As ever with mystery films, even a docu-mystery film like this that seeks to scrutinise hard evidence, the journey ends up being more fulfilling and insight-reaping than the outcome. Russian on their mother Svetlana’s side, their maternal grandparents Constantin Kotchetkov and Lilly Kotchetkov become fully fledged characters in this film despite never appearing on screen in person. Their own parents fled the Bolshevik Revolution, but the family became quickly ensconced in Paris’s Russian community during the occupation and its aftermath. Rediscovered correspondence offers a row of potential smoking guns: was Constantin recruited to join the International Brigades in the Spanish Civil War? And what of Lilly’s close relationship with a confirmed German double agent operating in Vichy Paris? All of this comes to a head when the family, with their mother and Aunt Nina in tow, were deported from France back to Russia in 1948.

In a very tidy segue, My Dear Spies blooms into a beautifully shot travelogue film, as the Léons journey through modern-day Kirov and Moscow, following the steps of their elders. Conversations with friends and associates of their family fill in the details, and requests for information from the archives of French and especially Russian intelligence are mysteriously denied. What do they have to hide? This is interesting to compare with historic intelligence operations in the USA and the UK, where declassified documents are finally becoming publicly available.
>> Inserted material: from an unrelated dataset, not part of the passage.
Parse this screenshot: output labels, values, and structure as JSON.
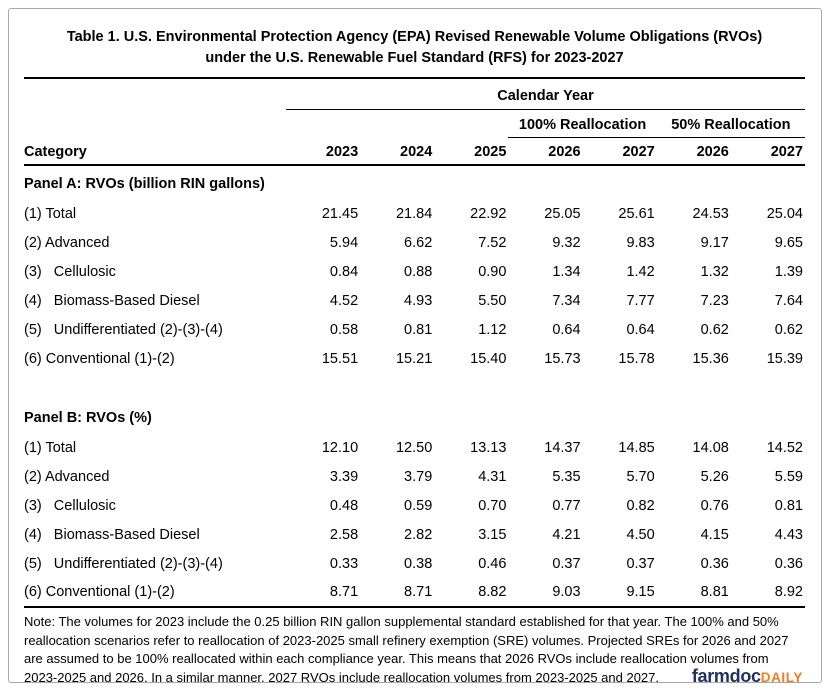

Whilst true catharsis in their search is frustrated, Léon’s work in My Dear Spies deepens to become a story of the complexity of family ties, stranded between two geographic poles – which many of us can relate to, even if our ancestors were never in the service of the KGB or MI6. As Tolstoy’s maxim about unhappy families increasingly seems clichéd, here is a film where every detail makes us want to lean in, and consider the similar parallels and elisions in our own backstories.

My Dear Spies was produced by Vladimir Léon for Les Films de la Liberté and Jean-Marie Gigon for SaNoSi Productions, both of France. SaNoSi Productions is also the sales agent.